On the average results graph we can see the rate increases with larger surface area. This results table shows the gradient of the rate of reaction from 0-30 seconds, 120-150 seconds, and 270-300 seconds.
Conclusion:
I conclude that the more area of Catalase Enzyme in contact with the H2O2 (and therefore more active sites) the greater the rate of reaction. We can clearly see on the average graph that the gradient of a 5cm-length chip is greater than that of a 1cm-length chip. From the gradient results table we can see that the rate of reaction is much faster from chip E than A.
Evaluation:
To improve the experiment I would instigate more tests to increase reliability. There was also a reduction of rate later on in the experiment, now that I have seen the results it is obvious that the H2O2 concentration reduces through the experiment because of the enzyme converting it to Oxygen and water. This would mean that the rate of reaction is slower towards the end of the experiments. We could fix this by adding more substrate (H2O2) to the enzymes in the beginning, so instead of 20 ml have 30 or 40. Then to improve accuracy and reliability I could keep the mass the same whilst increasing the surface area. This would reduce the chance for anomalous results. I would do this by weighing out chips of the same mass then dissecting them into 1/2s, 1/4s, 1/6s etc. this would give me the total surface area I would need without any unnecessary change in mass.
To validate the results of this experiment we could easily carry out another investigation to see if the results compliment each other. For example, I could improve on this experiment and instead of taking different sized chips, I could take 1 size of chip (which would remove the problem and possibility of a mass factor) and dissect it into 1/2s 1/4s and 1/6ths.
Method 2:
- Place three boiling tubes in a boiling tube rack, and fill them with 20ml of hydrogen peroxide by using a measuring cylinder. Also, ensure that the temperature is at the enzymes optimum.

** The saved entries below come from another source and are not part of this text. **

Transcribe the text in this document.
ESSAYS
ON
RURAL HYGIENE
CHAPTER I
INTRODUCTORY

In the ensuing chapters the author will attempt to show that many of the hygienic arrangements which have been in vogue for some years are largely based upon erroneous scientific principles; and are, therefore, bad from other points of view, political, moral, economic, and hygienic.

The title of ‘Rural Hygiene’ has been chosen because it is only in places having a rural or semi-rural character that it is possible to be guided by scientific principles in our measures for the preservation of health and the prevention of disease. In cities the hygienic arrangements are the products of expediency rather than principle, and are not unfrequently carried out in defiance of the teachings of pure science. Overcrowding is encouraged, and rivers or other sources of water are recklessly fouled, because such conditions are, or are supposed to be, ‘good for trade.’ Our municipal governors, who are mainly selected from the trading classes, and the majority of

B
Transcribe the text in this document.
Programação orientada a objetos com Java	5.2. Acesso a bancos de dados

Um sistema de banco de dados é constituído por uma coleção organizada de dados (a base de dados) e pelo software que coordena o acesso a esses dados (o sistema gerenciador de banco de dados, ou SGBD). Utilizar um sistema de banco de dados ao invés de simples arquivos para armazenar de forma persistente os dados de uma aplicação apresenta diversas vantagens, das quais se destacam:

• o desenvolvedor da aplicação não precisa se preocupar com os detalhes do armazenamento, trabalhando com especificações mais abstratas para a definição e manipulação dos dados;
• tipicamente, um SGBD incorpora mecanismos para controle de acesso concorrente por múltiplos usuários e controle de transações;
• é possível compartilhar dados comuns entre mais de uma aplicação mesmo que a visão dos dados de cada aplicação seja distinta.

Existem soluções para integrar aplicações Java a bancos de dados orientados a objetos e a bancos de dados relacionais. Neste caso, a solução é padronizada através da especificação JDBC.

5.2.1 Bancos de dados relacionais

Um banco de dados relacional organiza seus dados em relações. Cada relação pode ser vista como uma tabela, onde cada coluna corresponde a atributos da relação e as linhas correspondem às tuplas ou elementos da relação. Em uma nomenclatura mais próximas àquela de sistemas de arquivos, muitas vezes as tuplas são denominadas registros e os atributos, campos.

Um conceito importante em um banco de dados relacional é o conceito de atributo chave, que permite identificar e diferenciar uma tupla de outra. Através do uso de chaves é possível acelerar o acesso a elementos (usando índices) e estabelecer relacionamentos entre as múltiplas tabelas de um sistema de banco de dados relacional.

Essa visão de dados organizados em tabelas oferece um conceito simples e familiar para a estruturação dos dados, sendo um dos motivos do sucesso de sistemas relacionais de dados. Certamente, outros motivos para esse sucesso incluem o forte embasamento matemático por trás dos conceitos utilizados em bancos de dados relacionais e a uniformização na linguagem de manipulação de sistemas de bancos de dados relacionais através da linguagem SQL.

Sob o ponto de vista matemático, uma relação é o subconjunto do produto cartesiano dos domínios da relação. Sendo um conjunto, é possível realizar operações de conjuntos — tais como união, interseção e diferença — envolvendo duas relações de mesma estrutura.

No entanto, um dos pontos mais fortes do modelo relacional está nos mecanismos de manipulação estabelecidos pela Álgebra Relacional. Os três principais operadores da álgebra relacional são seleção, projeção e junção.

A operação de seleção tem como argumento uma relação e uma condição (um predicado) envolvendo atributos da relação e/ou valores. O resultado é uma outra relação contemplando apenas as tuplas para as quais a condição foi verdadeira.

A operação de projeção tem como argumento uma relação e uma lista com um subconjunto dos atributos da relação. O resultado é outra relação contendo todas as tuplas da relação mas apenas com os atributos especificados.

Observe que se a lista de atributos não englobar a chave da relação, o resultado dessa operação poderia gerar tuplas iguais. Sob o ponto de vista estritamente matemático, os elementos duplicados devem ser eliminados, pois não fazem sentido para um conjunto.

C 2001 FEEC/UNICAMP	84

- Cut the potato into required size. First I shall test a whole chip with the surface area of 226.2mm, then two half chips with a surface area of 317.2mm then four quarter chips with a surface area of 385.3mm and finally six, 6ths of a chip with a surface area of 430.5mm.
- Measure the amount of gas produced every 30 seconds. Repeat every surface area three times and take an average.
- The experiment will be kept fair, as I will only change the one variable at a time.
- I will be wearing goggles to prevent damage to my eyes if any hydrogen peroxide is accidentally spilt.
Predicted results graph:
I predict that the new experiment would give off similar results to our original one, i.e. the greater the surface area, the more contact between the catalaze enzyme and the hydrogen peroxide, and therefore more gas is given off quicker, thus altogether giving large evidence for the collision theory and proving that surface area has as a great positive correlation affect to the rate of a reaction, weather it be for enzymes or chemicals.